Tra qualche giorno, probabilmente sabato, la commissione elettorale e la commissione per i brogli (la ECC) dovrebbero annunciare i risultati definitivi delle elezioni presidenziali del 20 agosto scorso. L’annuncio potrebbe essere quello di un secondo turno, lo si era già intuito nei giorni scorsi quando il membro afghano della ECC (vicino a Karzai) si era dimesso probabilmente di fronte al quadro che si andava delineando. Quella che sembra una conferma arriva da questa intervista del NY Times con l’ambasciatore afghano a Washington. La vera incognita in tutto questo quadro però è il clima, non il clima politico, quello metereologico.
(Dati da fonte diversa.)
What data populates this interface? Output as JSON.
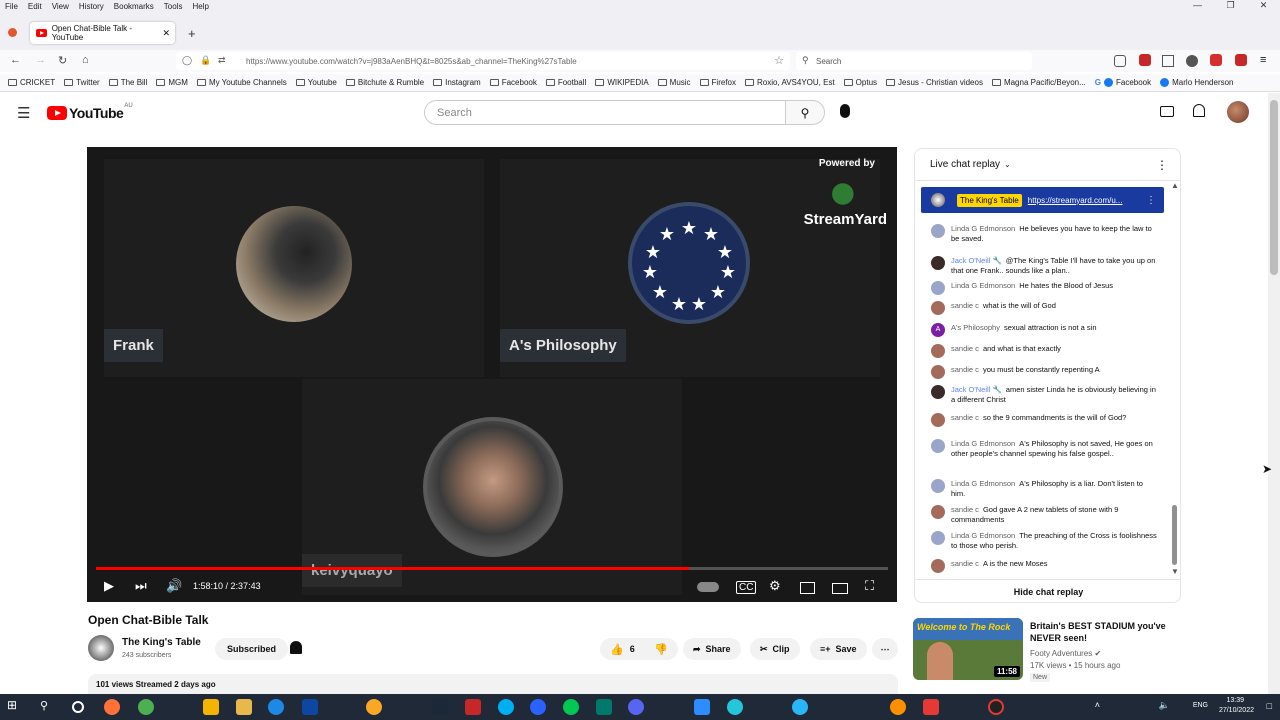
{
  "browser": {
    "menu": [
      "File",
      "Edit",
      "View",
      "History",
      "Bookmarks",
      "Tools",
      "Help"
    ],
    "tab_title": "Open Chat-Bible Talk - YouTube",
    "url": "https://www.youtube.com/watch?v=j983aAenBHQ&t=8025s&ab_channel=TheKing%27sTable",
    "search_placeholder": "Search",
    "bookmarks": [
      "CRICKET",
      "Twitter",
      "The Bill",
      "MGM",
      "My Youtube Channels",
      "Youtube",
      "Bitchute & Rumble",
      "Instagram",
      "Facebook",
      "Football",
      "WIKIPEDIA",
      "Music",
      "Firefox",
      "Roxio, AVS4YOU, Est",
      "Optus",
      "Jesus - Christian videos",
      "Magna Pacific/Beyon...",
      "Facebook",
      "Marlo Henderson"
    ]
  },
  "youtube": {
    "logo_text": "YouTube",
    "region": "AU",
    "search_placeholder": "Search"
  },
  "player": {
    "powered_by": "Powered by",
    "brand": "StreamYard",
    "participants": [
      "Frank",
      "A's Philosophy",
      "keivyquayo"
    ],
    "time_current": "1:58:10",
    "time_total": "2:37:43",
    "progress": 0.749
  },
  "video": {
    "title": "Open Chat-Bible Talk",
    "channel": "The King's Table",
    "subscribers": "243 subscribers",
    "subscribe_label": "Subscribed",
    "likes": "6",
    "share_label": "Share",
    "clip_label": "Clip",
    "save_label": "Save",
    "views_line": "101 views  Streamed 2 days ago"
  },
  "chat": {
    "header": "Live chat replay",
    "pinned_author": "The King's Table",
    "pinned_link": "https://streamyard.com/u...",
    "messages": [
      {
        "author": "Linda G Edmonson",
        "text": "He believes you have to keep the law to be saved.",
        "color": "#9aa6c9",
        "mod": false
      },
      {
        "author": "Jack O'Neill 🔧",
        "text": "@The King's Table I'll have to take you up on that one Frank.. sounds like a plan..",
        "color": "#3a2a2a",
        "mod": true
      },
      {
        "author": "Linda G Edmonson",
        "text": "He hates the Blood of Jesus",
        "color": "#9aa6c9",
        "mod": false
      },
      {
        "author": "sandie c",
        "text": "what is the will of God",
        "color": "#a46a5a",
        "mod": false
      },
      {
        "author": "A's Philosophy",
        "text": "sexual attraction is not a sin",
        "color": "#7b1fa2",
        "mod": false
      },
      {
        "author": "sandie c",
        "text": "and what is that exactly",
        "color": "#a46a5a",
        "mod": false
      },
      {
        "author": "sandie c",
        "text": "you must be constantly repenting A",
        "color": "#a46a5a",
        "mod": false
      },
      {
        "author": "Jack O'Neill 🔧",
        "text": "amen sister Linda he is obviously believing in a different Christ",
        "color": "#3a2a2a",
        "mod": true
      },
      {
        "author": "sandie c",
        "text": "so the 9 commandments is the will of God?",
        "color": "#a46a5a",
        "mod": false
      },
      {
        "author": "Linda G Edmonson",
        "text": "A's Philosophy is not saved, He goes on other people's channel spewing his false gospel..",
        "color": "#9aa6c9",
        "mod": false
      },
      {
        "author": "Linda G Edmonson",
        "text": "A's Philosophy is a liar. Don't listen to him.",
        "color": "#9aa6c9",
        "mod": false
      },
      {
        "author": "sandie c",
        "text": "God gave A 2 new tablets of stone with 9 commandments",
        "color": "#a46a5a",
        "mod": false
      },
      {
        "author": "Linda G Edmonson",
        "text": "The preaching of the Cross is foolishness to those who perish.",
        "color": "#9aa6c9",
        "mod": false
      },
      {
        "author": "sandie c",
        "text": "A is the new Moses",
        "color": "#a46a5a",
        "mod": false
      }
    ],
    "hide_label": "Hide chat replay"
  },
  "recommendation": {
    "title": "Britain's BEST STADIUM you've NEVER seen!",
    "channel": "Footy Adventures",
    "meta": "17K views • 15 hours ago",
    "badge": "New",
    "duration": "11:58",
    "thumb_text": "Welcome to The Rock"
  },
  "taskbar": {
    "language": "ENG",
    "time": "13:39",
    "date": "27/10/2022"
  }
}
Se il secondo turno non dovesse essere convocato e svolto entro, al massimo, la prima settimana di novembre ampie zone del paese sarebbe impraticabili tra pioggia e neve, vedi la provincia di Ghwor o il Badashkhan, e quindi le difficoltà logistiche “strutturali” nel Paese finirebbero con l’essere moltiplicate.  In altre parole se ne parlerebbe a maggio, con altri mesi di limbo politico che nè il paese in sè nè l’Amministrazione americana (con le sue decisioni sulla nuova strategia McChrystal) potrebbero in alcun modo fronteggiare. Altra ipotesi, quella di un governo di unità nazionale con il ritiro di entrambi i candidati ed il risparmio di svariate milioni di dollari e soprattutto di parecchi morti e feriti per un’altra giornata del voto, all’insegna degli attacchi.

Elezioni, il 10 ottobre il quadro finale

Secondo fonti consultate da noi oggi a Kabul, la ECC la commissione brogli dovrebbe compleare il suo lavoro di verifica (che sta procedendo a campione) in tempo utile per l’annuncio dei risultati definitivi il giorno 10 ottobre (in realtà ieri era circolata la data del 7, ma quella del 10 appare più credibile). L’eventuale ballottaggio dovrebbe tenersi entro due settimane e sarebbe già al limite rispetto alle condizioni climatiche di alcune province, in primi il Badaskhan. Mentre scrivo vedo che anche l’Ansa poco fa ha pubblicato l’indiscrezione sulla data del 10 e c’è quindi una conferma. Per un quadro sulle elezioni vedi questo post di pochi giorni fa.

Intanto la BBC rilancia un’indiscrezione che aveva già scritto tra le righe un po’ di giorni fa, questa volta con un bel “titolo”. L’indiscrezione riguarda la rottura tra l’inviato speciale delle Nazioni Unite, Kai Eide, ed il suo vice l’americano Galbraith…proprio sul tema del riconteggio dei voti.